Listening is a skill we are all taught at a young age, right? Yes, we all know how to listen…or do we? Recently I’ve realized maybe I’m not as good a listener as I thought I was. I do a lot of hearing (to perceive with the ear the sound made by someone or something.) To listen is defined as – giving one’s attention to a sound. It’s one step closer, but in order to connect, the sound has to go beyond the attentiveness and strike a personal chord with each individual. In improv we practice this skill incessantly and it’s made me realize just how little I actually do this in my day-to-day interactions with people. What’s more is if I want people to listen to me, I’d better be able to listen to them.
In improv it’s all about letting go of the preconceived idea, the control, and recognizing it’s a collaboration (a conversation) and if you want it to have a sturdy foundation (a good connection) you need to build on each layer with careful attention to what was put down just before (adding value). When I’m not in improv, I find myself checking my phone and making my mental “to-do lists” all during everyday encounters with friends, colleagues and loved ones. All of those “distracting habits” and technology are intended to bring us closer to the present moment. But, with all the distraction my foundation or good connection suffers.
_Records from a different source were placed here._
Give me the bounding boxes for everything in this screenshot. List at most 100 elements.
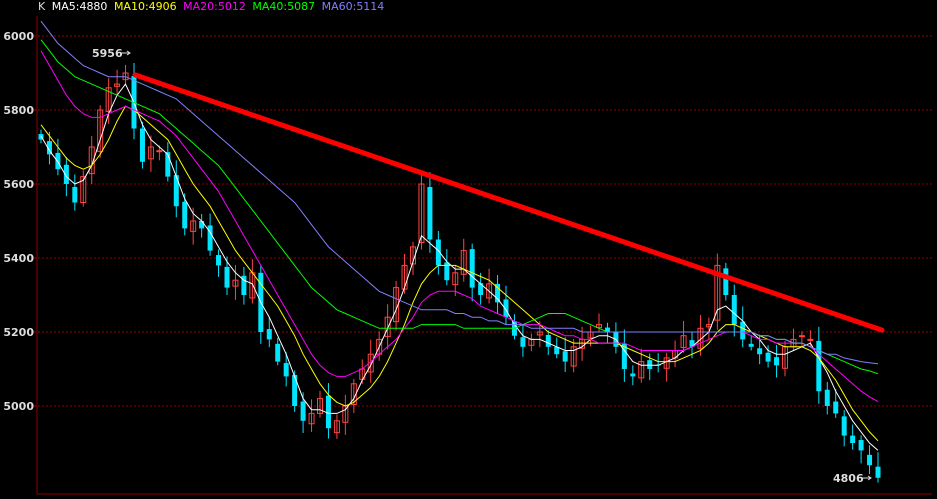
- candle: [858, 435, 864, 464]
- candle: [875, 452, 881, 483]
- candle: [816, 326, 822, 404]
- y-tick-label: 6000: [3, 30, 34, 43]
- candle: [604, 322, 610, 343]
- candle: [216, 249, 222, 277]
- candle: [156, 145, 163, 161]
- y-axis: 5000 5200 5400 5600 5800 6000: [3, 16, 932, 495]
- candle: [520, 324, 526, 357]
- candle-body: [833, 401, 839, 414]
- y-tick-label: 5600: [3, 178, 34, 191]
- candle: [570, 339, 577, 373]
- candle: [705, 317, 712, 341]
- candle: [342, 394, 349, 435]
- candle-body: [867, 454, 873, 466]
- candle: [139, 121, 145, 169]
- candle: [850, 424, 856, 450]
- candle-body: [266, 329, 272, 340]
- candle-body: [875, 466, 881, 478]
- candle-body: [723, 268, 729, 295]
- candle: [740, 306, 746, 348]
- candle-body: [139, 128, 145, 162]
- candle-body: [224, 266, 230, 288]
- candle: [655, 353, 661, 373]
- candle: [418, 174, 425, 250]
- candle: [613, 322, 619, 354]
- candle-body: [748, 343, 754, 347]
- candle: [241, 266, 247, 305]
- candle: [72, 174, 78, 211]
- candle: [460, 238, 467, 282]
- candle: [774, 344, 780, 378]
- candle: [325, 383, 331, 439]
- candle-body: [850, 435, 856, 443]
- y-tick-label: 5200: [3, 326, 34, 339]
- candle: [630, 365, 636, 386]
- candle: [80, 170, 87, 207]
- candle: [495, 275, 501, 315]
- candle: [486, 268, 493, 304]
- candle-body: [731, 295, 737, 325]
- candle: [199, 213, 205, 238]
- candle-body: [283, 363, 289, 377]
- candle-body: [647, 360, 653, 369]
- candle: [714, 253, 721, 330]
- candle: [723, 262, 729, 301]
- ma-line-ma60: [40, 20, 879, 365]
- annotations: 5956 4806: [92, 47, 872, 485]
- candle-body: [562, 351, 568, 362]
- candle-body: [774, 357, 780, 366]
- candlestick-chart: 5000 5200 5400 5600 5800 6000 5956 4806: [3, 16, 932, 495]
- candle-body: [858, 440, 864, 451]
- candle: [528, 333, 535, 352]
- candle: [444, 249, 450, 286]
- candle: [114, 69, 121, 95]
- candle-body: [469, 249, 475, 288]
- candle-body: [427, 186, 433, 240]
- candle: [173, 160, 179, 218]
- y-tick-label: 5400: [3, 252, 34, 265]
- candle-body: [816, 340, 822, 392]
- candle-body: [807, 338, 814, 341]
- candle: [680, 320, 687, 353]
- candle-body: [740, 321, 746, 340]
- candle-body: [757, 348, 763, 355]
- candle: [663, 352, 670, 382]
- candle: [867, 445, 873, 475]
- candle-body: [300, 401, 306, 421]
- candle-body: [765, 352, 771, 362]
- candle-body: [156, 150, 163, 153]
- candle: [672, 340, 679, 368]
- candle: [384, 304, 391, 350]
- candle-body: [520, 337, 526, 347]
- candle: [105, 78, 112, 125]
- candle: [275, 337, 281, 366]
- candle: [562, 337, 568, 372]
- candle-body: [292, 374, 298, 406]
- candle: [503, 285, 509, 325]
- candle: [317, 390, 323, 418]
- candle: [798, 331, 805, 347]
- candle: [731, 284, 737, 337]
- ma-line-ma40: [40, 39, 879, 375]
- y-tick-label: 5800: [3, 104, 34, 117]
- candle-body: [72, 186, 78, 203]
- candle: [308, 399, 315, 432]
- candle: [824, 381, 830, 415]
- candle: [249, 259, 256, 304]
- y-tick-label: 5000: [3, 400, 34, 413]
- candle-body: [325, 395, 331, 429]
- candle-body: [824, 389, 830, 406]
- candle: [841, 410, 847, 447]
- candle-body: [275, 343, 281, 362]
- candle: [122, 64, 129, 85]
- candle-body: [630, 373, 636, 377]
- candle-body: [216, 255, 222, 266]
- candle: [333, 414, 340, 439]
- candle: [165, 142, 171, 182]
- candle: [97, 105, 104, 158]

So why is it so difficult to put it down and really listen? It’s terrifying to let go of control and be vulnerable, not hiding behind our “to do’s” and our phones, but in my experience it’s also the most worthwhile thing you can do. Looking people in the eye and really responding authentically to the thing that was just said brings up a lot of emotions. Yes, but I guarantee, It’s better to have misspoken then to have stayed silent or wasted the moment.